Zwischendurch schaffte es der 71jährige Reisende in Sachen Sanktionen noch, den US-Präsidenten bloßzustellen und den arroganten Starmoderator einer TV-Show zu brüskieren: Nach George Bushs Appell, der ANC möge doch bitte der Gewalt abschwören, mußte sich dieser von dem schwarzen Ex-Häftling in „seinem“ Weißen Haus sagen lassen, er -Bush - sei offensichtlich immer noch nicht richtig über die Situation der Schwarzen in Südafrika informiert. Und dem kritisch nach dem Sinn von Sanktionen fragenden TV-Moderator Ted Koppel beschied Mandela auf „Nightline“: „Das sollte ich nun wirklich besser wissen als Sie, Herr Koppel“. Worauf dieser wohl zum ersten Mal in seiner hochbezahlten TV-Karriere sprachlos war.

Selbst Mandelas Dankadressen an die drei Unpersonen der USA, Fidel Castro, Jassir Arafat und Muammar el Gaddafi für ihre Unterstützung des Befreiungskampfes in Südafrika, konnten ihm nichts anhaben. Amerika, jene dissidentenfreie Zone mit ihrem institutionalisierten Opportunismus, bewunderte den aufrechten Gang des Nelson Mandela.

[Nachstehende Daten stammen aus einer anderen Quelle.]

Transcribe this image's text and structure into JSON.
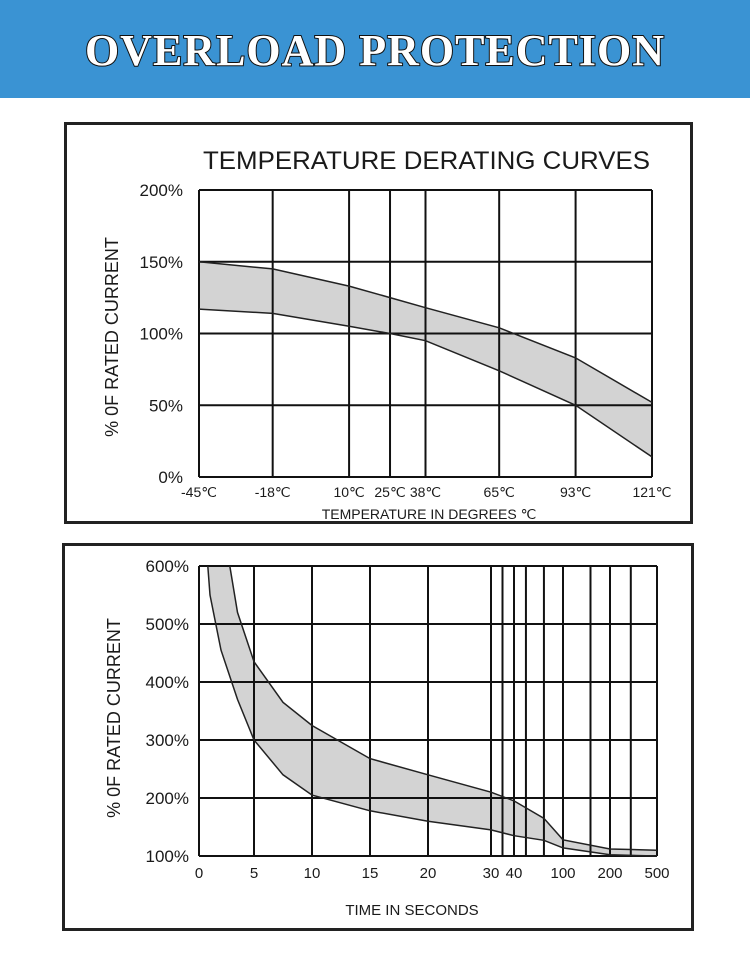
{
  "header": {
    "title": "OVERLOAD PROTECTION",
    "background": "#3a93d3"
  },
  "colors": {
    "band_fill": "#d3d3d3",
    "grid": "#111111",
    "curve": "#222222"
  },
  "chart_data": [
    {
      "type": "area",
      "title": "TEMPERATURE DERATING CURVES",
      "xlabel": "TEMPERATURE IN DEGREES ℃",
      "ylabel": "% 0F RATED CURRENT",
      "x_ticks": [
        "-45℃",
        "-18℃",
        "10℃",
        "25℃",
        "38℃",
        "65℃",
        "93℃",
        "121℃"
      ],
      "y_ticks": [
        "0%",
        "50%",
        "100%",
        "150%",
        "200%"
      ],
      "ylim": [
        0,
        200
      ],
      "xlim": [
        -45,
        121
      ],
      "grid": true,
      "series": [
        {
          "x": [
            -45,
            -18,
            10,
            25,
            38,
            65,
            93,
            121
          ],
          "values": [
            150,
            145,
            133,
            125,
            118,
            104,
            83,
            52
          ]
        },
        {
          "x": [
            -45,
            -18,
            10,
            25,
            38,
            65,
            93,
            121
          ],
          "values": [
            117,
            114,
            105,
            100,
            95,
            74,
            50,
            14
          ]
        }
      ]
    },
    {
      "type": "area",
      "title": "",
      "xlabel": "TIME IN SECONDS",
      "ylabel": "% 0F RATED CURRENT",
      "x_ticks": [
        "0",
        "5",
        "10",
        "15",
        "20",
        "30",
        "40",
        "100",
        "200",
        "500"
      ],
      "y_ticks": [
        "100%",
        "200%",
        "300%",
        "400%",
        "500%",
        "600%"
      ],
      "ylim": [
        100,
        600
      ],
      "grid": true,
      "series": [
        {
          "x": [
            2.8,
            3.5,
            5,
            7.5,
            10,
            15,
            20,
            30,
            40,
            70,
            100,
            200,
            500
          ],
          "values": [
            600,
            520,
            435,
            365,
            325,
            268,
            240,
            210,
            195,
            165,
            128,
            112,
            110
          ]
        },
        {
          "x": [
            0.8,
            1,
            2,
            3.5,
            5,
            7.5,
            10,
            15,
            20,
            30,
            40,
            70,
            100,
            200,
            500
          ],
          "values": [
            600,
            550,
            455,
            370,
            300,
            240,
            205,
            178,
            160,
            145,
            135,
            127,
            114,
            102,
            100
          ]
        }
      ]
    }
  ]
}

Nirgendwo jedoch trat die Sehnsucht nach moralischer Anleitung, nach einem prinzipientreuen Führer deutlicher zu Tage als unter den Afro-Amerikanern. Fast ein Vierteljahrhundert nach dem gewaltsamen Tod von Martin Luther King und Malcolm X konnten Amerikas Schwarze 12 Tage lang auf einen neuen Helden blicken, der Kings Charisma und Malcolms Radikalität auf sich zu vereinen scheint. Hier, in den schwarzen Innenstädten der USA, wird die Reise des ANC -Führers denn auch die nachhaltigste Wirkung hinterlassen.

„Ich erwarte“, so schrieb die schwarze Kolumnistin der 'Washington Post‘, daß der Mandela-Besuch den beginnenden schwarzen Aktivismus in Amerika noch weiter fördern wird.“

Aber auch Mandela kann, wenn er am Sonntag erschöpft im Flugzeug nach London sitzen wird, zufrieden auf seine USA -Tour zurückblicken. Nach seinem US-Triumphzug ist hier die Debatte über eine mögliche Aufhebung der Sanktionen gegenüber dem südafrikanischen Apartheidsregime erst einmal auf unbestimmte Zeit verschoben.